Le Moyen-Orient rappelle au “Trump des Tropiques” que le Brésil n’est pas les Etats-Unis 

Au Brésil, le président d’extrême droite fraîchement élu Jaïr Bolsonaro, vient d’essuyer un premier revers dans sa tentative d’imposer une politique étrangère nationaliste à l’image de son homologue américain Donald Trump. La semaine dernière, Bolsonaro a en effet annoncé que, comme Trump, il allait relocaliser l’ambassade de son pays en Israël de Tel-Aviv à Jérusalem. Cependant, cette annonce menace d’avoir des conséquences potentiellement désastreuses pour le Brésil.

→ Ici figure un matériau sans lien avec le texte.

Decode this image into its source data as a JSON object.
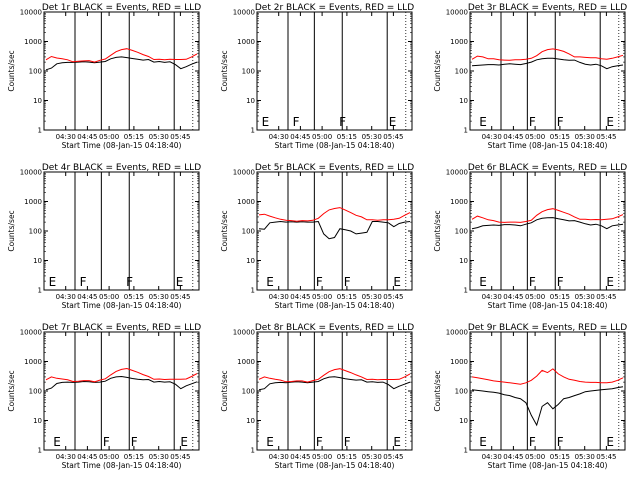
{
  "figure": {
    "x_tick_labels": [
      "04:30",
      "04:45",
      "05:00",
      "05:15",
      "05:30",
      "05:45"
    ],
    "xlabel": "Start Time (08-Jan-15 04:18:40)",
    "ylabel": "Counts/sec",
    "colors": {
      "events": "#000000",
      "lld": "#ff0000",
      "axes": "#000000"
    }
  },
  "chart_data": [
    {
      "type": "line",
      "title": "Det 1r BLACK = Events, RED = LLD",
      "y_ticks": [
        "1",
        "10",
        "100",
        "1000",
        "10000"
      ],
      "markers": [],
      "series": [
        {
          "name": "Events",
          "values": [
            110,
            125,
            175,
            190,
            195,
            195,
            200,
            205,
            200,
            190,
            200,
            210,
            260,
            290,
            300,
            285,
            265,
            250,
            235,
            245,
            200,
            210,
            195,
            205,
            165,
            120,
            140,
            170,
            200
          ]
        },
        {
          "name": "LLD",
          "values": [
            240,
            310,
            275,
            260,
            240,
            205,
            215,
            220,
            225,
            200,
            230,
            255,
            340,
            450,
            530,
            570,
            500,
            430,
            360,
            310,
            245,
            250,
            240,
            250,
            245,
            245,
            250,
            300,
            380
          ]
        }
      ]
    },
    {
      "type": "line",
      "title": "Det 2r BLACK = Events, RED = LLD",
      "y_ticks": [
        "1",
        "10",
        "100",
        "1000",
        "10000"
      ],
      "markers": [
        {
          "label": "E",
          "x": 0.03
        },
        {
          "label": "F",
          "x": 0.23
        },
        {
          "label": "F",
          "x": 0.53
        },
        {
          "label": "E",
          "x": 0.85
        }
      ],
      "series": []
    },
    {
      "type": "line",
      "title": "Det 3r BLACK = Events, RED = LLD",
      "y_ticks": [
        "1",
        "10",
        "100",
        "1000",
        "10000"
      ],
      "markers": [
        {
          "label": "E",
          "x": 0.06
        },
        {
          "label": "F",
          "x": 0.38
        },
        {
          "label": "F",
          "x": 0.56
        },
        {
          "label": "E",
          "x": 0.88
        }
      ],
      "series": [
        {
          "name": "Events",
          "values": [
            150,
            155,
            160,
            165,
            165,
            160,
            170,
            175,
            170,
            165,
            180,
            200,
            240,
            260,
            270,
            270,
            255,
            240,
            230,
            235,
            195,
            170,
            160,
            170,
            150,
            120,
            140,
            150,
            160
          ]
        },
        {
          "name": "LLD",
          "values": [
            250,
            320,
            300,
            260,
            260,
            240,
            235,
            230,
            240,
            240,
            250,
            270,
            330,
            450,
            530,
            560,
            520,
            460,
            380,
            300,
            300,
            290,
            280,
            280,
            260,
            250,
            270,
            300,
            340
          ]
        }
      ]
    },
    {
      "type": "line",
      "title": "Det 4r BLACK = Events, RED = LLD",
      "y_ticks": [
        "1",
        "10",
        "100",
        "1000",
        "10000"
      ],
      "markers": [
        {
          "label": "E",
          "x": 0.03
        },
        {
          "label": "F",
          "x": 0.23
        },
        {
          "label": "F",
          "x": 0.53
        },
        {
          "label": "E",
          "x": 0.85
        }
      ],
      "series": []
    },
    {
      "type": "line",
      "title": "Det 5r BLACK = Events, RED = LLD",
      "y_ticks": [
        "1",
        "10",
        "100",
        "1000",
        "10000"
      ],
      "markers": [
        {
          "label": "E",
          "x": 0.06
        },
        {
          "label": "F",
          "x": 0.38
        },
        {
          "label": "F",
          "x": 0.56
        },
        {
          "label": "E",
          "x": 0.88
        }
      ],
      "series": [
        {
          "name": "Events",
          "values": [
            120,
            115,
            190,
            200,
            210,
            200,
            205,
            200,
            205,
            200,
            200,
            210,
            80,
            55,
            60,
            120,
            110,
            100,
            80,
            85,
            90,
            210,
            210,
            200,
            190,
            140,
            180,
            200,
            210
          ]
        },
        {
          "name": "LLD",
          "values": [
            350,
            370,
            320,
            280,
            250,
            230,
            225,
            215,
            225,
            220,
            230,
            270,
            390,
            520,
            580,
            620,
            510,
            420,
            340,
            300,
            240,
            240,
            230,
            240,
            240,
            250,
            270,
            340,
            420
          ]
        }
      ]
    },
    {
      "type": "line",
      "title": "Det 6r BLACK = Events, RED = LLD",
      "y_ticks": [
        "1",
        "10",
        "100",
        "1000",
        "10000"
      ],
      "markers": [
        {
          "label": "E",
          "x": 0.06
        },
        {
          "label": "F",
          "x": 0.38
        },
        {
          "label": "F",
          "x": 0.56
        },
        {
          "label": "E",
          "x": 0.88
        }
      ],
      "series": [
        {
          "name": "Events",
          "values": [
            120,
            130,
            150,
            155,
            160,
            155,
            165,
            165,
            160,
            150,
            170,
            190,
            240,
            270,
            280,
            285,
            260,
            240,
            220,
            225,
            200,
            175,
            160,
            170,
            150,
            120,
            150,
            160,
            170
          ]
        },
        {
          "name": "LLD",
          "values": [
            250,
            320,
            280,
            240,
            225,
            200,
            195,
            200,
            200,
            195,
            210,
            230,
            340,
            450,
            530,
            570,
            500,
            430,
            370,
            300,
            250,
            250,
            240,
            245,
            240,
            250,
            260,
            300,
            360
          ]
        }
      ]
    },
    {
      "type": "line",
      "title": "Det 7r BLACK = Events, RED = LLD",
      "y_ticks": [
        "1",
        "10",
        "100",
        "1000",
        "10000"
      ],
      "markers": [
        {
          "label": "E",
          "x": 0.06
        },
        {
          "label": "F",
          "x": 0.38
        },
        {
          "label": "F",
          "x": 0.56
        },
        {
          "label": "E",
          "x": 0.88
        }
      ],
      "series": [
        {
          "name": "Events",
          "values": [
            110,
            125,
            180,
            195,
            200,
            195,
            200,
            210,
            205,
            195,
            200,
            215,
            270,
            300,
            310,
            290,
            265,
            250,
            240,
            245,
            200,
            210,
            200,
            205,
            170,
            120,
            150,
            175,
            205
          ]
        },
        {
          "name": "LLD",
          "values": [
            240,
            300,
            270,
            255,
            240,
            210,
            215,
            225,
            225,
            205,
            235,
            260,
            350,
            460,
            540,
            580,
            500,
            430,
            360,
            310,
            250,
            255,
            245,
            250,
            250,
            250,
            255,
            310,
            390
          ]
        }
      ]
    },
    {
      "type": "line",
      "title": "Det 8r BLACK = Events, RED = LLD",
      "y_ticks": [
        "1",
        "10",
        "100",
        "1000",
        "10000"
      ],
      "markers": [
        {
          "label": "E",
          "x": 0.06
        },
        {
          "label": "F",
          "x": 0.38
        },
        {
          "label": "F",
          "x": 0.56
        },
        {
          "label": "E",
          "x": 0.88
        }
      ],
      "series": [
        {
          "name": "Events",
          "values": [
            110,
            120,
            175,
            190,
            195,
            190,
            200,
            205,
            200,
            190,
            200,
            210,
            260,
            295,
            305,
            285,
            260,
            245,
            235,
            240,
            200,
            205,
            195,
            200,
            165,
            120,
            145,
            170,
            200
          ]
        },
        {
          "name": "LLD",
          "values": [
            250,
            300,
            270,
            250,
            235,
            205,
            210,
            220,
            220,
            200,
            225,
            250,
            340,
            450,
            530,
            570,
            490,
            420,
            350,
            300,
            245,
            250,
            240,
            245,
            245,
            245,
            250,
            300,
            380
          ]
        }
      ]
    },
    {
      "type": "line",
      "title": "Det 9r BLACK = Events, RED = LLD",
      "y_ticks": [
        "1",
        "10",
        "100",
        "1000",
        "10000"
      ],
      "markers": [
        {
          "label": "E",
          "x": 0.06
        },
        {
          "label": "F",
          "x": 0.38
        },
        {
          "label": "F",
          "x": 0.56
        },
        {
          "label": "E",
          "x": 0.88
        }
      ],
      "series": [
        {
          "name": "Events",
          "values": [
            110,
            105,
            100,
            95,
            90,
            85,
            75,
            70,
            60,
            55,
            40,
            15,
            7,
            30,
            40,
            25,
            35,
            55,
            60,
            70,
            80,
            95,
            100,
            105,
            110,
            115,
            120,
            130,
            140
          ]
        },
        {
          "name": "LLD",
          "values": [
            300,
            280,
            260,
            240,
            220,
            210,
            200,
            190,
            180,
            170,
            190,
            230,
            320,
            500,
            420,
            560,
            380,
            300,
            250,
            230,
            210,
            200,
            195,
            195,
            190,
            190,
            200,
            230,
            280
          ]
        }
      ]
    }
  ]
}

Le premier ministre israélien, Benjamin Netanyahu, s’est félicité de cette décision, et a qualifié Bolsonaro d’« ami ». Mais il semble  être le seul à avoir témoigné de sa satisfaction.

Une visite diplomatique annulée en Egypte

L’Égypte a en effet annoncé le report de la visite qu’Aloysio Nunes Ferreira, un diplomate brésilien, devait faire les 8 et 11 novembre derniers, au cours de laquelle il devait rencontrer le président égyptien Abdel Fatah el-Sisi et son homologue égyptien Sameh Shoukry. 

Le ministère des Affaires étrangères égyptien a justifié ce report par des impossibilités d’agenda officiel. Mais selon deux sources diplomatiques du ministère des Affaires étrangères égyptien qui ont souhaité demeurer anonymes, c’est bien à l’annonce de Bolsonaro de son intention de relocaliser l’ambassade du Brésil en Israël qu’il faut imputer ce revirement. Cette décision marque en effet une rupture avec le soutien de longue date du Brésil pour l’adoption d’une solution à 2 Etats pour résoudre le conflit israélo-palestinien.

Le secteur de la viande brésilien menacé de boycott

Cet accroc diplomatique ne soit pas son unique conséquence, et que l’Égypte ne soit pas la seule à manifester son mécontentement. Car le monde arabe dispose d’un levier puissant, pour contraindre le Brésil : il peut le menacer d’un boycott sur ses exportations. Cette menace a déjà été brandie à mots couverts : « La réaction ne sera pas donnée en tant que pays individuel, mais au nom de l’ensemble du monde arabe. Nous nous attendons à ce que le Brésil agisse avec raison et ne se confronte pas au monde arabe », a déclaré un diplomate turc à Reuters sous condition d’anonymat. 

Le Brésil est en effet le plus gros exportateur de viande halal, et le monde arabe est l’un des plus gros  marchés des éleveurs brésiliens. Chaque année, le pays exporte pour 16 milliards de dollars de viande au Moyen-Orient et en Turquie. Sur ce montant, seuls 3 % sont destinés à Israël. Les exportations de viande vers le Moyen-Orient représentent 1/4 des exportations totales du Brésil vers cette région. Les exportations annuelles de viande halal pèsent 5 milliards de dollars par an, soit plus du double que celles de l’Australie et de l’Inde, les pays concurrents les plus sérieux, qui seraient bien heureux de reprendre ces parts de marché.

La firme brésilienne BRF, le plus gros volailler du monde, a énormément misé sur la demande toujours croissante de viande halal. Elle a installé des usines en Turquie et aux Émirats arabes unis pour satisfaire la demande locale, et prévoit de doubler ses productions de produits préparés halal dans le Golfe d’ici à 2023. Pedro Parente, le président du conseil de l’entreprise, a qualifié la décision de Bolsonaro de « cause d’inquiétude ».

Rubens Hannun, président de la chambre de commerce Arabo-brésilienne, a rappelé que le Brésil bénéficierait également des investissements en infrastructures des fonds souverains arabes. Le fonds Mubadala Development des Émirats arabes unis, par exemple, a injecté 2 milliards de dollars dans l’empire brésilien des matières premières EBX il y a quelques années. « Nous ne voulons pas troubler cette relation. Nous craignons que cela ouvre la porte à la concurrence », a-t-il déclaré.

La leçon pour Bolsonaro : le Brésil n’est pas les Etats-Unis

Après l’annulation de la visite des diplomates brésiliens en Égypte, le « Trump des tropiques » a semblé rétropédaler, et déclaré que sa décision de relocaliser l’ambassade d’Israël n’était pas définitive. 

Contrairement à son homologue américain, qui peut se permettre de snober n’importe quel pays dans le cadre de sa politique « America First », il n’est pas à la tête d’une superpuissance mondiale, et dispose donc d’une influence bien moindre sur la scène politique internationale. Dans ces conditions, il n’aura pas une aussi grande marge de manoeuvre pour appliquer son agenda nationaliste.